In a new report, analyst Todd Juenger of Sanford C. Bernstein, says the big third quarter drop in C3 ratings for ad-supported TV is largely the fault of subscription video on demand players like Netflix and Amazon. And that the erosion is likely to increase.
Checking data from both Nielsen and Rentrak, Juenger believes the decline is real and not just a measurement error.
"We don't believe people stopped watching stuff. We believe they are watching it in different ways. We examine all the evidence at hand and come to a strong conclusion that SVOD is primarily to blame," he says. "It seems SVOD is no longer incremental, it has become cannibalistic (especially in the summer, when linear TV is at its weakest)."
"Viewers like SVOD because it offers programming on demand, without advertising and offers a pleasing interface and helpful recommendations," Juenger says.
"Hence, we don't think those viewers are coming back. The trend is more likely to accelerate than decline," says Juenger, who predicts another 4% decline in linear TV because of increased viewing of Netflix alone.

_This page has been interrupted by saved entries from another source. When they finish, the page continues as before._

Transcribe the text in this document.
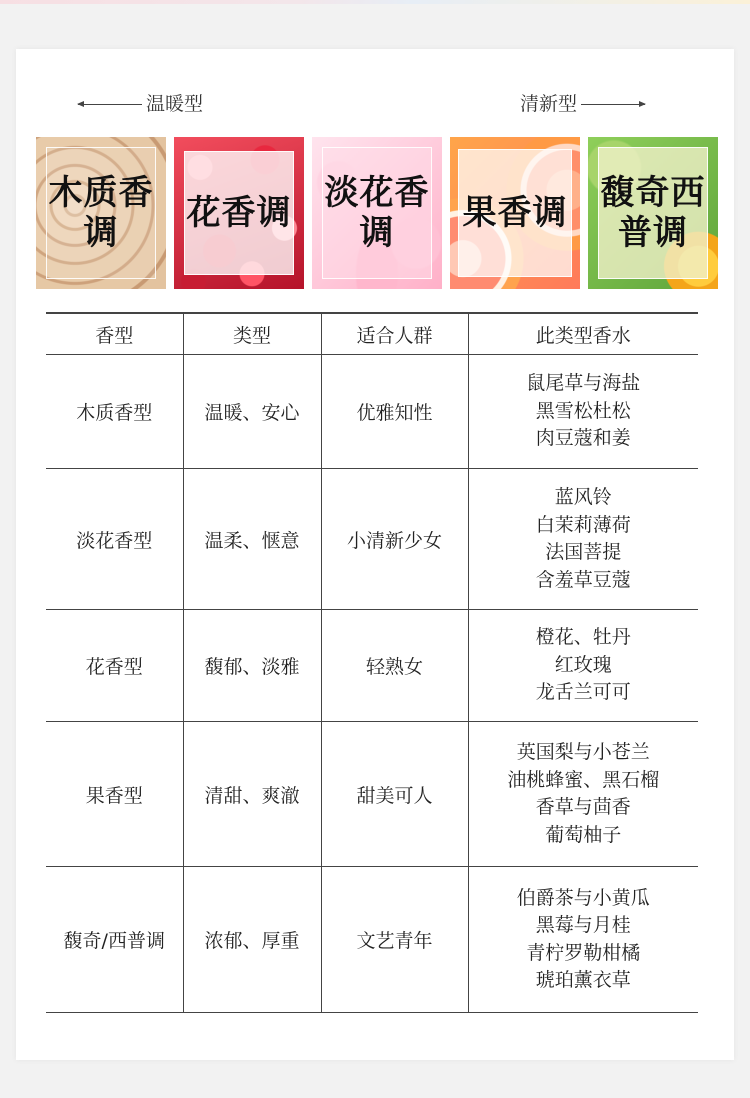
温暖型	清新型
木质香调	花香调 淡花香调	果香调 馥奇西普调
香型	类型	适合人群	此类型香水
木质香型	温暖、安心	优雅知性	鼠尾草与海盐
黑雪松杜松
肉豆蔻和姜

淡花香型	温柔、惬意	小清新少女	蓝风铃
白茉莉薄荷
法国菩提
含羞草豆蔻

花香型	馥郁、淡雅	轻熟女	橙花、牡丹
红玫瑰
龙舌兰可可

果香型	清甜、爽澈	甜美可人	英国梨与小苍兰
油桃蜂蜜、黑石榴
香草与茴香
葡萄柚子

馥奇/西普调	浓郁、厚重	文艺青年	伯爵茶与小黄瓜
黑莓与月桂
青柠罗勒柑橘
琥珀薰衣草
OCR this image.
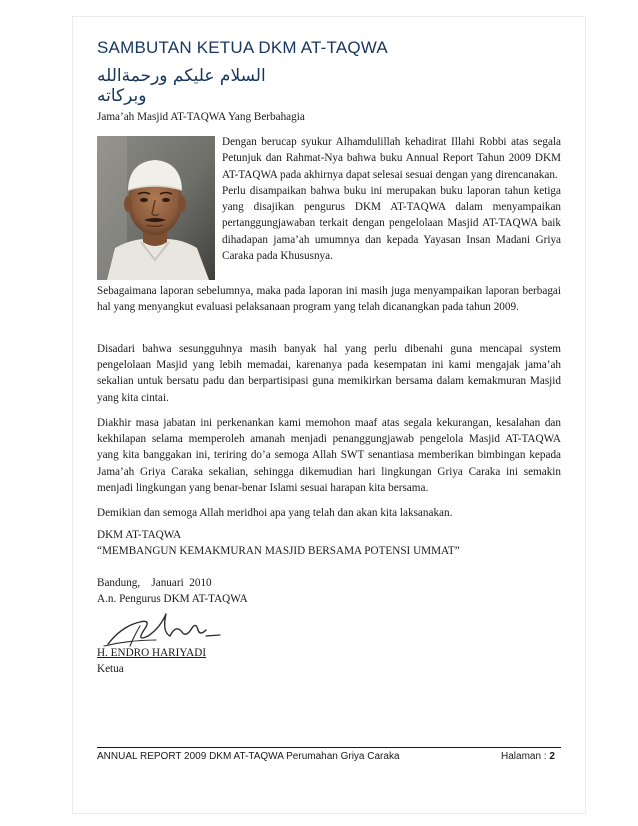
SAMBUTAN KETUA DKM AT-TAQWA
السلام عليكم ورحمةالله وبركاته
Jama’ah Masjid AT-TAQWA Yang Berbahagia

Dengan berucap syukur Alhamdulillah kehadirat Illahi Robbi atas segala Petunjuk dan Rahmat-Nya bahwa buku Annual Report Tahun 2009 DKM AT-TAQWA pada akhirnya dapat selesai sesuai dengan yang direncanakan.

Perlu disampaikan bahwa buku ini merupakan buku laporan tahun ketiga yang disajikan pengurus DKM AT-TAQWA dalam menyampaikan pertanggungjawaban terkait dengan pengelolaan Masjid AT-TAQWA baik dihadapan jama’ah umumnya dan kepada Yayasan Insan Madani Griya Caraka pada Khususnya.

Sebagaimana laporan sebelumnya, maka pada laporan ini masih juga menyampaikan laporan berbagai hal yang menyangkut evaluasi pelaksanaan program yang telah dicanangkan pada tahun 2009.
Disadari bahwa sesungguhnya masih banyak hal yang perlu dibenahi guna mencapai system pengelolaan Masjid yang lebih memadai, karenanya pada kesempatan ini kami mengajak jama’ah sekalian untuk bersatu padu dan berpartisipasi guna memikirkan bersama dalam kemakmuran Masjid yang kita cintai.
Diakhir masa jabatan ini perkenankan kami memohon maaf atas segala kekurangan, kesalahan dan kekhilapan selama memperoleh amanah menjadi penanggungjawab pengelola Masjid AT-TAQWA yang kita banggakan ini, teriring do’a semoga Allah SWT senantiasa memberikan bimbingan kepada Jama’ah Griya Caraka sekalian, sehingga dikemudian hari lingkungan Griya Caraka ini semakin menjadi lingkungan yang benar-benar Islami sesuai harapan kita bersama.
Demikian dan semoga Allah meridhoi apa yang telah dan akan kita laksanakan.
DKM AT-TAQWA
“MEMBANGUN KEMAKMURAN MASJID BERSAMA POTENSI UMMAT”
Bandung,    Januari  2010
A.n. Pengurus DKM AT-TAQWA
H. ENDRO HARIYADI
Ketua
ANNUAL REPORT 2009 DKM AT-TAQWA Perumahan Griya Caraka	Halaman : 2
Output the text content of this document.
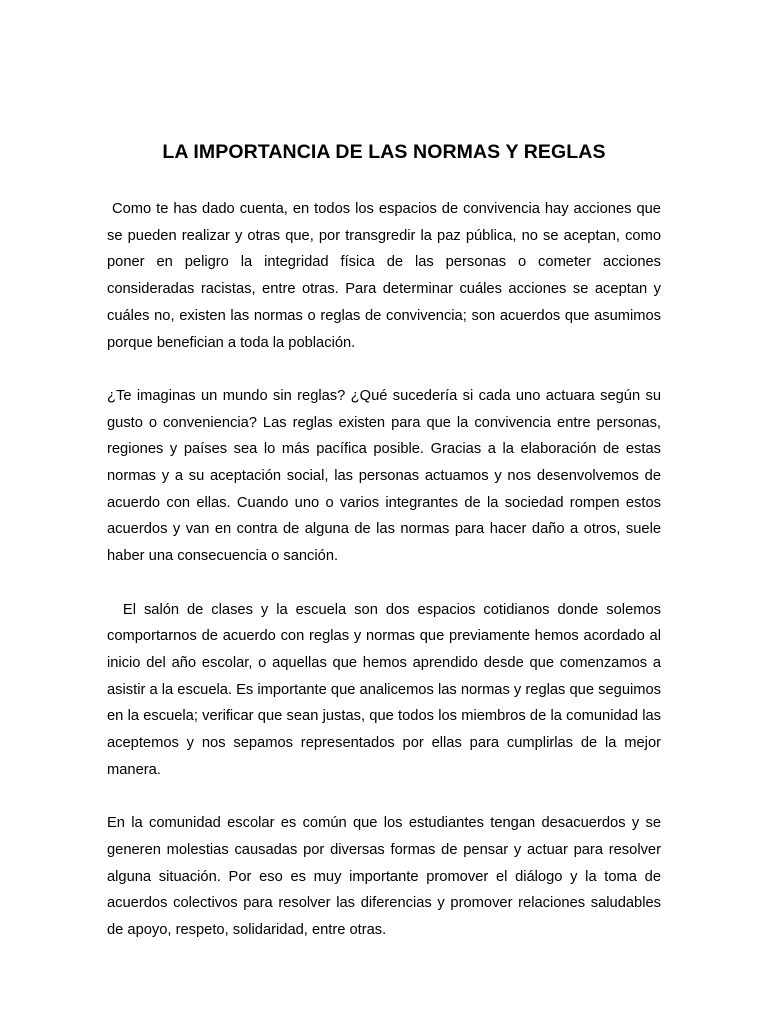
LA IMPORTANCIA DE LAS NORMAS Y REGLAS

Como te has dado cuenta, en todos los espacios de convivencia hay acciones que se pueden realizar y otras que, por transgredir la paz pública, no se aceptan, como poner en peligro la integridad física de las personas o cometer acciones consideradas racistas, entre otras. Para determinar cuáles acciones se aceptan y cuáles no, existen las normas o reglas de convivencia; son acuerdos que asumimos porque benefician a toda la población.

¿Te imaginas un mundo sin reglas? ¿Qué sucedería si cada uno actuara según su gusto o conveniencia? Las reglas existen para que la convivencia entre personas, regiones y países sea lo más pacífica posible. Gracias a la elaboración de estas normas y a su aceptación social, las personas actuamos y nos desenvolvemos de acuerdo con ellas. Cuando uno o varios integrantes de la sociedad rompen estos acuerdos y van en contra de alguna de las normas para hacer daño a otros, suele haber una consecuencia o sanción.

El salón de clases y la escuela son dos espacios cotidianos donde solemos comportarnos de acuerdo con reglas y normas que previamente hemos acordado al inicio del año escolar, o aquellas que hemos aprendido desde que comenzamos a asistir a la escuela. Es importante que analicemos las normas y reglas que seguimos en la escuela; verificar que sean justas, que todos los miembros de la comunidad las aceptemos y nos sepamos representados por ellas para cumplirlas de la mejor manera.

En la comunidad escolar es común que los estudiantes tengan desacuerdos y se generen molestias causadas por diversas formas de pensar y actuar para resolver alguna situación. Por eso es muy importante promover el diálogo y la toma de acuerdos colectivos para resolver las diferencias y promover relaciones saludables de apoyo, respeto, solidaridad, entre otras.
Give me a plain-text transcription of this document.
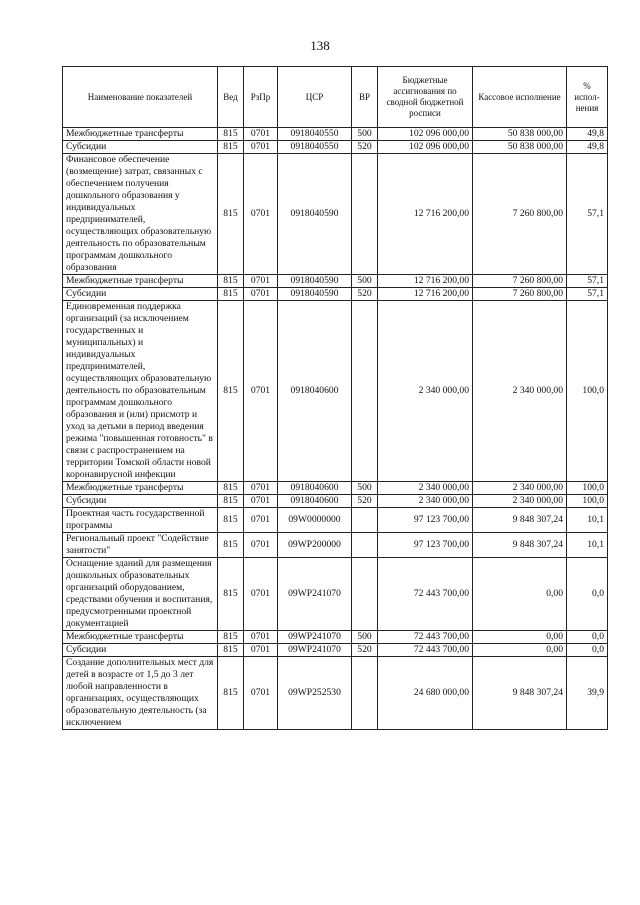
138
Наименование показателей	Вед	РзПр	ЦСР	ВР	Бюджетные ассигнования по сводной бюджетной росписи	Кассовое исполнение	% испол-нения
Межбюджетные трансферты	815	0701	0918040550	500	102 096 000,00	50 838 000,00	49,8
Субсидии	815	0701	0918040550	520	102 096 000,00	50 838 000,00	49,8
Финансовое обеспечение (возмещение) затрат, связанных с обеспечением получения дошкольного образования у индивидуальных предпринимателей, осуществляющих образовательную деятельность по образовательным программам дошкольного образования	815	0701	0918040590		12 716 200,00	7 260 800,00	57,1
Межбюджетные трансферты	815	0701	0918040590	500	12 716 200,00	7 260 800,00	57,1
Субсидии	815	0701	0918040590	520	12 716 200,00	7 260 800,00	57,1
Единовременная поддержка организаций (за исключением государственных и муниципальных) и индивидуальных предпринимателей, осуществляющих образовательную деятельность по образовательным программам дошкольного образования и (или) присмотр и уход за детьми в период введения режима "повышенная готовность" в связи с распространением на территории Томской области новой коронавирусной инфекции	815	0701	0918040600		2 340 000,00	2 340 000,00	100,0
Межбюджетные трансферты	815	0701	0918040600	500	2 340 000,00	2 340 000,00	100,0
Субсидии	815	0701	0918040600	520	2 340 000,00	2 340 000,00	100,0
Проектная часть государственной программы	815	0701	09W0000000		97 123 700,00	9 848 307,24	10,1
Региональный проект "Содействие занятости"	815	0701	09WP200000		97 123 700,00	9 848 307,24	10,1
Оснащение зданий для размещения дошкольных образовательных организаций оборудованием, средствами обучения и воспитания, предусмотренными проектной документацией	815	0701	09WP241070		72 443 700,00	0,00	0,0
Межбюджетные трансферты	815	0701	09WP241070	500	72 443 700,00	0,00	0,0
Субсидии	815	0701	09WP241070	520	72 443 700,00	0,00	0,0
Создание дополнительных мест для детей в возрасте от 1,5 до 3 лет любой направленности в организациях, осуществляющих образовательную деятельность (за исключением	815	0701	09WP252530		24 680 000,00	9 848 307,24	39,9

The viewer drain puts media companies in a bind. They can either stop selling content to Netflix and the rest of the streamers or they can continue to watch ratings and ad revenues drop.
"In the immediate future, we expect exactly the opposite behavior from most content owners. They are more likely to increase the amount of content they license to SVOD, to make up for the lost advertising revenue. Which will only make the problem worse," Juenger says.
Juenger says that Nielsen puts the third-quarter drain at 4% for total day and that Rentrak data shows an even more severe decline of 7%. The drop is bigger in primetime and gets steeper among younger demos.
That will limit ad revenue growth. Juenger says he's previously assumed that TV ad revenue would mirror economic growth as measured by gross domestic product, but now he says TV will lose share of marketing budgets and grow at "GDP minus."